On Tue, 10 Mar 2015, Robbert Krebbers wrote:
> On 03/10/2015 05:44 PM, Robbert Krebbers wrote:
> > On 03/10/2015 05:18 PM, Martin Sebor wrote:
> > > I suspect every compiler relies on this requirement in certain
> > > cases otherwise copying would require making use of temporary
> > > storage. Here's an example:
> > Thanks, this example is indeed not already undefined by effective types,
> > nor 6.2.6.1p6.
> Now to make it more subtle. As far as I understand 6.5.16.1p3, undefined
> behavior can already occur without the use of union types or malloc. For
> example:
>
> struct S { int x, y; };
> int main() {
> struct S p = (struct S){ .x = 10, .y = 12 };
> p = (struct S){ .x = p.x, .y = 13 };
> return p.x;
> }
>
> is undefined AFAIK.
I don't see why that would be undefined. The value stored in p isn't read
from something overlapping with p, it's read from the compound literal
object that in turn was initialized with { .x = p.x, .y = 13 }.

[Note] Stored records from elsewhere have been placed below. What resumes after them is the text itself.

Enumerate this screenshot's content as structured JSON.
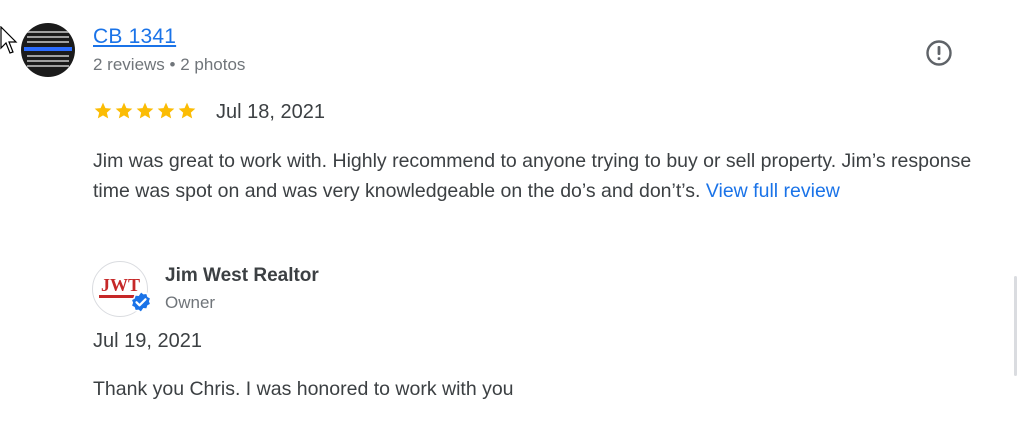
{
  "review": {
    "reviewer_name": "CB 1341",
    "reviewer_meta": "2 reviews • 2 photos",
    "rating": 5,
    "date": "Jul 18, 2021",
    "text": "Jim was great to work with. Highly recommend to anyone trying to buy or sell property. Jim’s response time was spot on and was very knowledgeable on the do’s and don’t’s.  ",
    "view_full_label": "View full review"
  },
  "owner_response": {
    "name": "Jim West Realtor",
    "role": "Owner",
    "date": "Jul 19, 2021",
    "text": "Thank you Chris. I was honored to work with you"
  },
  "colors": {
    "link": "#1a73e8",
    "star": "#fbbc04",
    "verified": "#1a73e8"
  },
  "icons": {
    "flag": "report-icon",
    "star": "star-icon",
    "verified": "verified-badge-icon"
  }
}
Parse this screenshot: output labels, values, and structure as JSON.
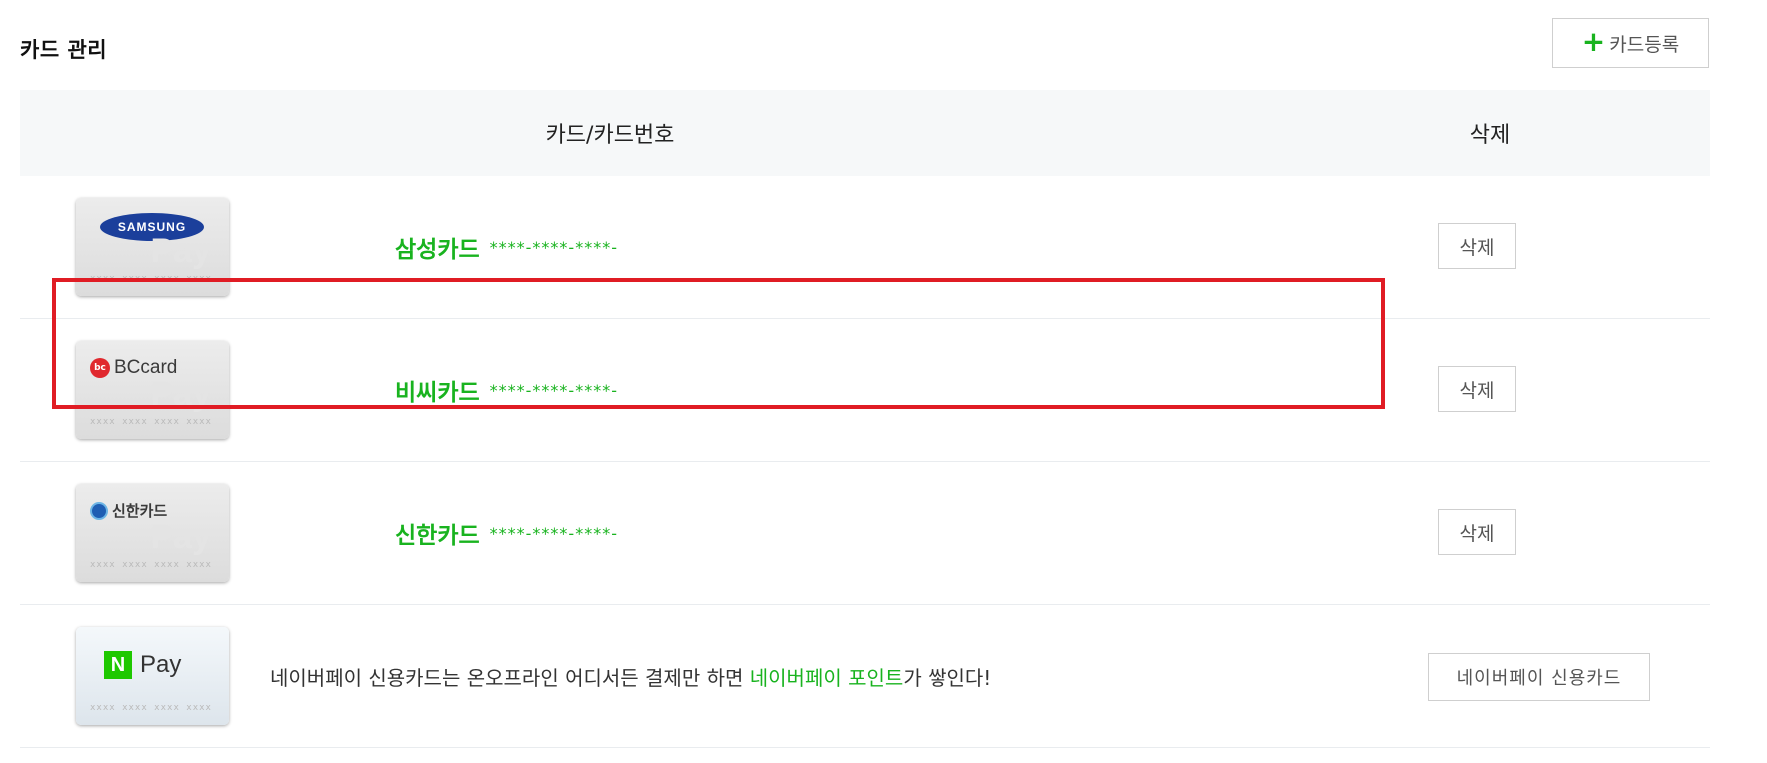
{
  "header": {
    "title": "카드 관리",
    "register_button": {
      "icon": "plus-icon",
      "label": "카드등록",
      "icon_color": "#19b31f"
    }
  },
  "table": {
    "columns": {
      "card": "카드/카드번호",
      "delete": "삭제"
    },
    "rows": [
      {
        "brand": "samsung",
        "logo_text": "SAMSUNG",
        "name": "삼성카드",
        "number": "****-****-****-",
        "delete_label": "삭제",
        "highlighted": false
      },
      {
        "brand": "bc",
        "logo_text": "BCcard",
        "name": "비씨카드",
        "number": "****-****-****-",
        "delete_label": "삭제",
        "highlighted": true
      },
      {
        "brand": "shinhan",
        "logo_text": "신한카드",
        "name": "신한카드",
        "number": "****-****-****-",
        "delete_label": "삭제",
        "highlighted": false
      }
    ],
    "promo": {
      "card_logo": {
        "badge": "N",
        "text": "Pay"
      },
      "text_before": "네이버페이 신용카드는 온오프라인 어디서든 결제만 하면 ",
      "text_highlight": "네이버페이 포인트",
      "text_after": "가 쌓인다!",
      "button_label": "네이버페이 신용카드"
    }
  },
  "colors": {
    "accent_green": "#19b31f",
    "header_bg": "#f6f8f9",
    "highlight_border": "#e01c24",
    "samsung_blue": "#1b3f9b",
    "bc_red": "#e0282e",
    "npay_green": "#1ec800"
  }
}
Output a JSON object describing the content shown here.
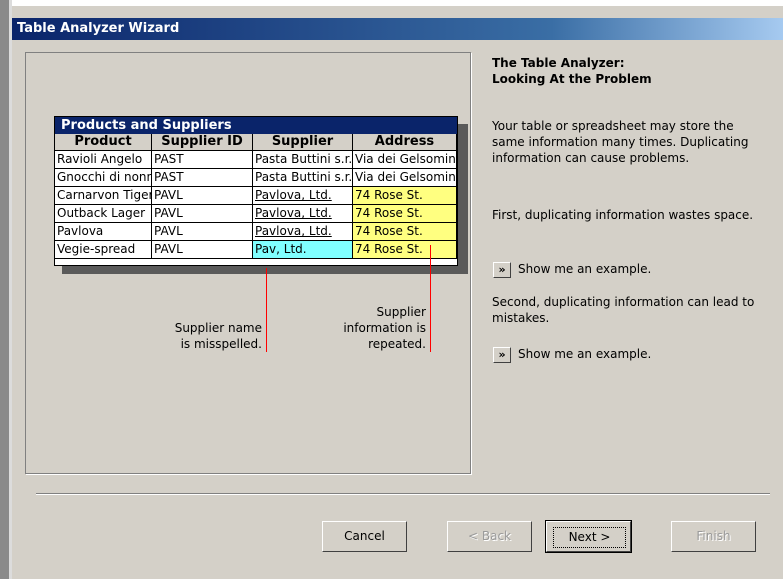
{
  "window": {
    "title": "Table Analyzer Wizard"
  },
  "table": {
    "title": "Products and Suppliers",
    "columns": [
      "Product",
      "Supplier ID",
      "Supplier",
      "Address"
    ],
    "rows": [
      [
        "Ravioli Angelo",
        "PAST",
        "Pasta Buttini s.r.l.",
        "Via dei Gelsomini"
      ],
      [
        "Gnocchi di nonna",
        "PAST",
        "Pasta Buttini s.r.l.",
        "Via dei Gelsomini"
      ],
      [
        "Carnarvon Tigers",
        "PAVL",
        "Pavlova, Ltd.",
        "74 Rose St."
      ],
      [
        "Outback Lager",
        "PAVL",
        "Pavlova, Ltd.",
        "74 Rose St."
      ],
      [
        "Pavlova",
        "PAVL",
        "Pavlova, Ltd.",
        "74 Rose St."
      ],
      [
        "Vegie-spread",
        "PAVL",
        "Pav, Ltd.",
        "74 Rose St."
      ]
    ]
  },
  "annotations": {
    "misspelled_line1": "Supplier name",
    "misspelled_line2": "is misspelled.",
    "repeated_line1": "Supplier",
    "repeated_line2": "information is",
    "repeated_line3": "repeated."
  },
  "info": {
    "heading_line1": "The Table Analyzer:",
    "heading_line2": "Looking At the Problem",
    "para1": "Your table or spreadsheet may store the same information many times. Duplicating information can cause problems.",
    "para2": "First, duplicating information wastes space.",
    "para3": "Second, duplicating information can lead to mistakes.",
    "example_button": "»",
    "example_label": "Show me an example."
  },
  "buttons": {
    "cancel": "Cancel",
    "back": "< Back",
    "next": "Next >",
    "finish": "Finish"
  },
  "colors": {
    "highlight_yellow": "#ffff80",
    "highlight_cyan": "#80ffff",
    "annotation_line": "#ff0000",
    "title_bar": "#0a246a"
  }
}
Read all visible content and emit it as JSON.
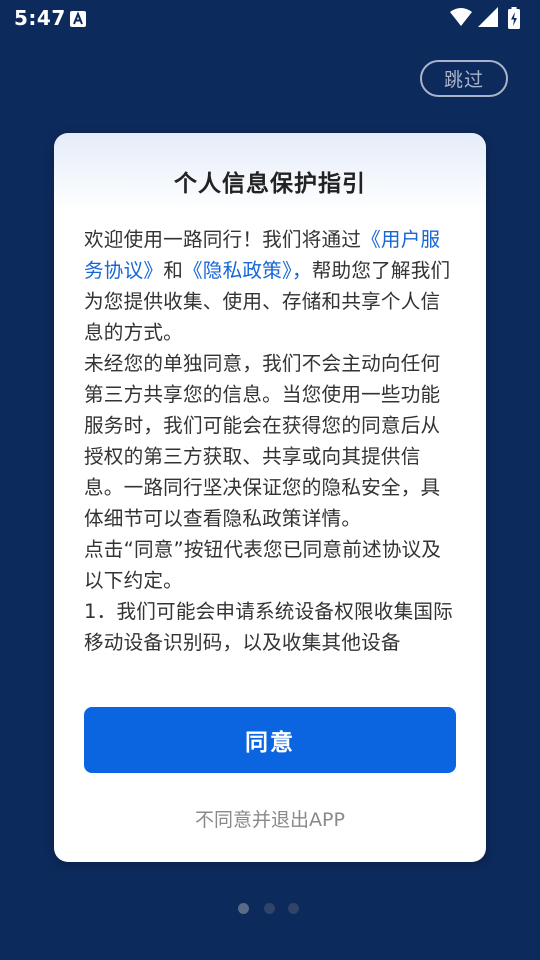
{
  "status_bar": {
    "time": "5:47",
    "icons": [
      "text-a-icon",
      "wifi-icon",
      "signal-icon",
      "battery-charging-icon"
    ]
  },
  "skip_label": "跳过",
  "dialog": {
    "title": "个人信息保护指引",
    "paragraph1": {
      "text_before": "欢迎使用一路同行！我们将通过",
      "user_agreement_link": "《用户服务协议》",
      "and_text": "和",
      "privacy_policy_link": "《隐私政策》，",
      "text_after": "帮助您了解我们为您提供收集、使用、存储和共享个人信息的方式。"
    },
    "paragraph2": "未经您的单独同意，我们不会主动向任何第三方共享您的信息。当您使用一些功能服务时，我们可能会在获得您的同意后从授权的第三方获取、共享或向其提供信息。一路同行坚决保证您的隐私安全，具体细节可以查看隐私政策详情。",
    "paragraph3": "点击“同意”按钮代表您已同意前述协议及以下约定。",
    "paragraph4": "1．我们可能会申请系统设备权限收集国际移动设备识别码，以及收集其他设备",
    "agree_label": "同意",
    "disagree_label": "不同意并退出APP"
  },
  "pagination": {
    "total": 3,
    "current": 1
  },
  "colors": {
    "background": "#0d2a5c",
    "accent": "#0b64e0",
    "link": "#1766d6"
  }
}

Similarly, in the union case in
<https://gcc.gnu.org/ml/gcc/2015-03/msg00092.html>, if you had
struct A f (struct A arg) { return arg; }
and did "u.b.b2 = f (u.a);" instead of "u.b.b2 = u.a;", that would not be
undefined (see 6.8.6.4 and GCC PR 43784).
--
Joseph S. Myers
jos...@codesourcery.com